La musique est d’abord et avant tout une passion. C’est une notion qu’on finit par oublier, avec le temps, avec le bling bling et l’amas de productions dont nous sommes abreuvés chaque jour. Nous le voyons comme un simple divertissement, comme un vulgaire moyen de se faire de l’argent, une voie vers la célébrité aussi et la dimension artistique, celle de la passion, disparaît souvent au profit de considérations bien moins nobles et importantes.

Avec « Ad Honores » qui est leur second album, le groupe de R&B français, Afrodiziac, s’est éloigné des problématiques de l’industrie, ou pire encore de celles du temps. 17 ans après leur premier disque qui est considéré comme un classique du genre, ils proposent 9 nouveaux titres ( les 9 premières chansons de l’opus) qui semblent venues d’un autre temps. D’ailleurs, certaines ont surement du être enregistrées au milieu des années 00’s, et ce n’est finalement pas ça, le plus important. Ce qui est chaleureux et fait plaisir à l’écoute de ce disque est qu’il est authentique. Ls et Shuga Shug sont toujours les mêmes fans de R&B qu’ils étaient, il y a 20 ans. Ils ont grandi, vu d’autres choses, mais n’ont quelque part pas perdu leurs idéaux. On a pas ici de volonté de courir derrière une modernité qu’ils auraient du mal à incarner. Pas de son trap, pas de son afro-trap, juste des histoires de vies sur des titres  R&B contemporain, emprunt d’une certaine soul. Comme au premier jour, LS ( qui reste une des plus belles voix du genre en France) mène la barque dès l’introduction avec le titre «  Si j’avais Su« , groovy et élégant mais surtout empreint d’une certaine nostalgie, voire d’une certaine mélancolie. C’est d’ailleurs un adjectif qui guide tout le projet.

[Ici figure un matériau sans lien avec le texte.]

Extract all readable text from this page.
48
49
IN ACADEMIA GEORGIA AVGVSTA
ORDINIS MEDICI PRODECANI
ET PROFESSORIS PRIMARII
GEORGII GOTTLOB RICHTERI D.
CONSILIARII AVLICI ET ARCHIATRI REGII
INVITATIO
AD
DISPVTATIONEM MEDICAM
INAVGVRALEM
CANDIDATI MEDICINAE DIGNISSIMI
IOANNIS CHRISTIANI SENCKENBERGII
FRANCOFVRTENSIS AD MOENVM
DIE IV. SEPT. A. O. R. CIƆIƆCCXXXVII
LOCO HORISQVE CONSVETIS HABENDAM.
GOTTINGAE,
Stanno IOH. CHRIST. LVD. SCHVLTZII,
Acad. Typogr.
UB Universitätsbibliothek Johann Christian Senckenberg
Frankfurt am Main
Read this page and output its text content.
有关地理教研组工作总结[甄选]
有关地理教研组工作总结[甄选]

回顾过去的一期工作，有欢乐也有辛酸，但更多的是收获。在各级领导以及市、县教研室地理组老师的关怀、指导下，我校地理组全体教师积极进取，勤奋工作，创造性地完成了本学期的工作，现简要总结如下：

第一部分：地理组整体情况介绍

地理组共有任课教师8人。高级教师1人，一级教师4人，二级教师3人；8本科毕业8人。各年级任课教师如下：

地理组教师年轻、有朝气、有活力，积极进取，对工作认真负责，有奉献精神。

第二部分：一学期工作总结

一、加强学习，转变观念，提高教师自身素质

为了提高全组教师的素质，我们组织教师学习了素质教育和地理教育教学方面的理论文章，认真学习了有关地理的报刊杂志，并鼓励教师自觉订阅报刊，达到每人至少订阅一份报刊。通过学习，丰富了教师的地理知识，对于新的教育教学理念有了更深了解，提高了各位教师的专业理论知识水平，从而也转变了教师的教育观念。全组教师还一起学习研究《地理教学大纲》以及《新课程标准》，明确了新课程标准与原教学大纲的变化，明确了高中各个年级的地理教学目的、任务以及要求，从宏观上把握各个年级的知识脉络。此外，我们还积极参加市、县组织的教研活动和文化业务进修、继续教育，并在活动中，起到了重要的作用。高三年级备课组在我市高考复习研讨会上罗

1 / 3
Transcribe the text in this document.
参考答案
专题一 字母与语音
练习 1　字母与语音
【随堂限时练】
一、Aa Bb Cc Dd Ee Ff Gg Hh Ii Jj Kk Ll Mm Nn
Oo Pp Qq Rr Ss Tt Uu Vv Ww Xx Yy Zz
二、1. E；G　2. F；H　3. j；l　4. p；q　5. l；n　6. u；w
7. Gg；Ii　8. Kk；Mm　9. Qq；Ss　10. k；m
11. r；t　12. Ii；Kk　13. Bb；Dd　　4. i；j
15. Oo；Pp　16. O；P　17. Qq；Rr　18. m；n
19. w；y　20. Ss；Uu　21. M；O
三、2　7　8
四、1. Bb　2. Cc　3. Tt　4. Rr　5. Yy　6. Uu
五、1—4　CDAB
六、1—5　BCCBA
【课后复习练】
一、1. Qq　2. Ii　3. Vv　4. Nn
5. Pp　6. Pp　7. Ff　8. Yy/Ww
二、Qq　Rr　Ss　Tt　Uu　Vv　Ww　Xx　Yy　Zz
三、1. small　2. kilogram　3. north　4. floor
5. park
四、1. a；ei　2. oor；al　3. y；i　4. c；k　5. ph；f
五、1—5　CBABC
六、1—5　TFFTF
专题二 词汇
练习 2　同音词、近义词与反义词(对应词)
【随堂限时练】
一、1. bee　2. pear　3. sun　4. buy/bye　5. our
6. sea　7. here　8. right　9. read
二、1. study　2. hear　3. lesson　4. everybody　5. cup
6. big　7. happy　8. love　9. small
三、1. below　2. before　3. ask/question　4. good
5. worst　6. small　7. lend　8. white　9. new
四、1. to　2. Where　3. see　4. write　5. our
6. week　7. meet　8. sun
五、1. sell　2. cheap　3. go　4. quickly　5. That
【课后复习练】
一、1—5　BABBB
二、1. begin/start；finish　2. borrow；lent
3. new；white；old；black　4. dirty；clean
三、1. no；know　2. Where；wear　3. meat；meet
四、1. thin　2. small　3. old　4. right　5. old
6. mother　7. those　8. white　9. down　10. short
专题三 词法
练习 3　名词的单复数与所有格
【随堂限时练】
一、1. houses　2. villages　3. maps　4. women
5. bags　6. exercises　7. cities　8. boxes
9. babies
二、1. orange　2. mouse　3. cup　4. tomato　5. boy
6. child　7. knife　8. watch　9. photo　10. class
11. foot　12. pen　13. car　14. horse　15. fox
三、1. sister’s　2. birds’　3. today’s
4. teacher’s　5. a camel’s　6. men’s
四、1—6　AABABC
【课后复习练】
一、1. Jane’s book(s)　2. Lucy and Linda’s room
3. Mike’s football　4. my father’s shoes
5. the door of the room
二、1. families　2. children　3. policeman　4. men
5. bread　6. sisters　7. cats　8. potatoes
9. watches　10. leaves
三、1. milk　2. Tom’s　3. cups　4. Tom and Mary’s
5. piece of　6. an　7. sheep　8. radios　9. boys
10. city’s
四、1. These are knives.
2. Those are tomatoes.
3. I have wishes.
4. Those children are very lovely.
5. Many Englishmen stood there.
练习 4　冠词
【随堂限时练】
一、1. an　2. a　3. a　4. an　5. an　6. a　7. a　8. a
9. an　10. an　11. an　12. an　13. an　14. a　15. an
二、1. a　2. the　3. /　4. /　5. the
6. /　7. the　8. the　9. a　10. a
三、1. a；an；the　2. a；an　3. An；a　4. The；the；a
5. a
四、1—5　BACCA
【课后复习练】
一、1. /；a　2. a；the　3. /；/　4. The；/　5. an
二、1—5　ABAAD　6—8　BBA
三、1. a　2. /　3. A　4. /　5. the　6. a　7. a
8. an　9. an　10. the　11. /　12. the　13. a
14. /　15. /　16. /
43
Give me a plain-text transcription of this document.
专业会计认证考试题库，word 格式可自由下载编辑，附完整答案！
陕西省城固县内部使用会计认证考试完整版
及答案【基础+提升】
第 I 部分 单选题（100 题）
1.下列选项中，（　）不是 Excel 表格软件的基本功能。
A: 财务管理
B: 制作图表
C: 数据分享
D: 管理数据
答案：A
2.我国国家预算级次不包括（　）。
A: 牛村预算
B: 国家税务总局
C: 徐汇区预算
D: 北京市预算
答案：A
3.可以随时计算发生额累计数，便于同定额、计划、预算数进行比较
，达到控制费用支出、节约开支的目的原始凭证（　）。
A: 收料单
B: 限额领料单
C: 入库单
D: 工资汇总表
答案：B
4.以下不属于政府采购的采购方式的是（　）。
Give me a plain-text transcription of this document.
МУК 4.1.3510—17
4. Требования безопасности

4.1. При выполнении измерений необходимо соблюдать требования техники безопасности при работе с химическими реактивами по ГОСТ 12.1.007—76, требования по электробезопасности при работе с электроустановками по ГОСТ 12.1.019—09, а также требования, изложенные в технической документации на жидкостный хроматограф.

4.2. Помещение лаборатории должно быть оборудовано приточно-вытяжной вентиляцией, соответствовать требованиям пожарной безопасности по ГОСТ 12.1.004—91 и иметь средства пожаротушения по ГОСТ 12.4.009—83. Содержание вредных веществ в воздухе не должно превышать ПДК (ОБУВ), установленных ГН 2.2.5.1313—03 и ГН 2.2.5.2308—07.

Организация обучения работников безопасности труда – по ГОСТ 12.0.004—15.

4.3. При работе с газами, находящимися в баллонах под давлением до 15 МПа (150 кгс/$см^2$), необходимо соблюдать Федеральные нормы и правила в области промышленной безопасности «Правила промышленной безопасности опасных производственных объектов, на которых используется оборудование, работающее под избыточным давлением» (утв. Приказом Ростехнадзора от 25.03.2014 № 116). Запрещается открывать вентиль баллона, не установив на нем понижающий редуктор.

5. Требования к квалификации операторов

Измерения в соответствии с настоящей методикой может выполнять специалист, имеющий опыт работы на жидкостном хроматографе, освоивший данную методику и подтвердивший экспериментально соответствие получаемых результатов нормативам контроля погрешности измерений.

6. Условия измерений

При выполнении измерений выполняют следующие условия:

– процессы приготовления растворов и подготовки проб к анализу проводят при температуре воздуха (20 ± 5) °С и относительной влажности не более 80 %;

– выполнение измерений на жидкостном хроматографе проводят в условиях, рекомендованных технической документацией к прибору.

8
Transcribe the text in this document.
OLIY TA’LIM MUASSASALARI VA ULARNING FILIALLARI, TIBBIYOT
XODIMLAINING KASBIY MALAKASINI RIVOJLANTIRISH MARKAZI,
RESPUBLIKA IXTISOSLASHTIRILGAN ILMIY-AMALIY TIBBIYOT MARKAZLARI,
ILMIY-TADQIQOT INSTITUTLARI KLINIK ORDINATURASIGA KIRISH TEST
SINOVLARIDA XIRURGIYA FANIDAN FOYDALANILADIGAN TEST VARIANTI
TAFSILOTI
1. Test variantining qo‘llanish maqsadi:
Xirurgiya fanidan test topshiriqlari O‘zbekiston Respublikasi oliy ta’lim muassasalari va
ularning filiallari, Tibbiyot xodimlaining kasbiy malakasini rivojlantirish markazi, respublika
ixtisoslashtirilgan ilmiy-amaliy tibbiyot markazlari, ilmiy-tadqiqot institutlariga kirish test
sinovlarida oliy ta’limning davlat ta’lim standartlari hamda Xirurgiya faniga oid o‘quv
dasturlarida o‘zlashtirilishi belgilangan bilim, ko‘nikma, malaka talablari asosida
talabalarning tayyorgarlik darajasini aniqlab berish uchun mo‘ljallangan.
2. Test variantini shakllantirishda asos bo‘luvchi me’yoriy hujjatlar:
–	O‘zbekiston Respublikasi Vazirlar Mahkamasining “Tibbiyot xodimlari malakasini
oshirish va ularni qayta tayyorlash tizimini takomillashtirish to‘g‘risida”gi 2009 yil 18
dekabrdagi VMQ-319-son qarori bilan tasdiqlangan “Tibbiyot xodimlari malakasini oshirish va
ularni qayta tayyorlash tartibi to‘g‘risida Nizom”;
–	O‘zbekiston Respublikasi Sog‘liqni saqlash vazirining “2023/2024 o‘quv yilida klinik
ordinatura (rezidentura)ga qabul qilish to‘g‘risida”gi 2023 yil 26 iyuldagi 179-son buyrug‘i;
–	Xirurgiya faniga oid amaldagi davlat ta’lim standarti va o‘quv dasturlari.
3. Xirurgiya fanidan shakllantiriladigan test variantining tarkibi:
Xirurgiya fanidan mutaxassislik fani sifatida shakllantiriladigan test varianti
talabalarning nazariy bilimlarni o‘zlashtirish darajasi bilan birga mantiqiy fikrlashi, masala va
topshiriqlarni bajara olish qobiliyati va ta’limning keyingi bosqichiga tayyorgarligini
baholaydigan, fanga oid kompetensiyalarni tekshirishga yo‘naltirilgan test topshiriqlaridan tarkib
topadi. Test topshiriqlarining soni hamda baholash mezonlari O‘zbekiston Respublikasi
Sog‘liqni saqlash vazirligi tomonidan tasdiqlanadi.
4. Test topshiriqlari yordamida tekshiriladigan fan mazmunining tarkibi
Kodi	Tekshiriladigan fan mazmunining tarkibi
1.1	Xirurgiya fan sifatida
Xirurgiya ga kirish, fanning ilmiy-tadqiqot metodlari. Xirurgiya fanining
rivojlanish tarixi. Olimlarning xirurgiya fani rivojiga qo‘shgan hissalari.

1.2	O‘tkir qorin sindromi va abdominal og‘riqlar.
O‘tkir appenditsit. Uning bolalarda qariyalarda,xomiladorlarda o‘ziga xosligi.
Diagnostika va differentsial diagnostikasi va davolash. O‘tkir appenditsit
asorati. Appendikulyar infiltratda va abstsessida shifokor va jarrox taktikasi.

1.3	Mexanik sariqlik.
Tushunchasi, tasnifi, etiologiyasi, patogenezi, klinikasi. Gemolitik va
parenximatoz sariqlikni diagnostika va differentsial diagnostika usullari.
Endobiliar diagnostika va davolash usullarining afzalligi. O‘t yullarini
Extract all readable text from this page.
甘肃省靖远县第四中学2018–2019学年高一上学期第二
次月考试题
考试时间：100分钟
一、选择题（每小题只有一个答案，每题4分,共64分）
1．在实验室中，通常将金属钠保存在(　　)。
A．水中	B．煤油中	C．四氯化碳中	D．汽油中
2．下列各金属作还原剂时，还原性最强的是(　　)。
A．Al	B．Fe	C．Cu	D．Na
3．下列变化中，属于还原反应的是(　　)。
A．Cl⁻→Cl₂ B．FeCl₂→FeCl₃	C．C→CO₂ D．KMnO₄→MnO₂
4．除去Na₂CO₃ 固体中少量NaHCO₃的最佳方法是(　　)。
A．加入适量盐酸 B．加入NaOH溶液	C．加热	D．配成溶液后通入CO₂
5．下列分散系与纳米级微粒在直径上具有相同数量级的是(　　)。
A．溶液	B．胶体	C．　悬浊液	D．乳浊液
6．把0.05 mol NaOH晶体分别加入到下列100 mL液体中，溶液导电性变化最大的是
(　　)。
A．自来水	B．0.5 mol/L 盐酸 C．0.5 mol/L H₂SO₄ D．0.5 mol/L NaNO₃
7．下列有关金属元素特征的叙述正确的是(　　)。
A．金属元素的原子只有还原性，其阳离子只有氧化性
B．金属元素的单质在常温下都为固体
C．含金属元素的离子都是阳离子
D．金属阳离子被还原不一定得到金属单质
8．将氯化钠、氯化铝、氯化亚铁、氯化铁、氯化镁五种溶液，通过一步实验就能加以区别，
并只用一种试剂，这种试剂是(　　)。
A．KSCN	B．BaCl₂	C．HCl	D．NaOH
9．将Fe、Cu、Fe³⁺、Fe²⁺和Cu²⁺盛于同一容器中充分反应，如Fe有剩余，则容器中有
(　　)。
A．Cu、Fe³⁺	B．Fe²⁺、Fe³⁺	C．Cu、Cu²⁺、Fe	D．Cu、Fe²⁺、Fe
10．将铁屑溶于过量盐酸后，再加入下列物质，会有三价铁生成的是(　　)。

« Ad Honores » est globalement très mélancolique, mais ce n’est pas une mélancolie glauque et non productive. Victor Hugo disait  » La mélancolie, c’est le bonheur d’être triste » et c’est un peu ce qu’on retrouve ici. Il y a une certaine nostalgie, une déception véritable quand à l’état de l’industrie (Vérité), qui n’altère pour autant pas l’envie de continuer à faire ce qu’ils aiment faire, comme ils aiment. « Nostalgie Pt.2 « est à cet effet une excellente mise en abîme. Une sorte de slow-jam , qui rend lui-même hommage aux Slowjamz et à la grande époque du R&B. Parfaitement produit et subtilement posé, il est un des plus beaux moments de ce disque, tout comme l’interlude  « Afrolude » ( suite de la première) fait une sorte de mélange entre Craig David et Joe du début des années 00’s. Rien n’est fondamentalement révolutionné, mais tout est fait avec une poussé de grâce et de non-prétention, qui rend l’ensemble très appréciable.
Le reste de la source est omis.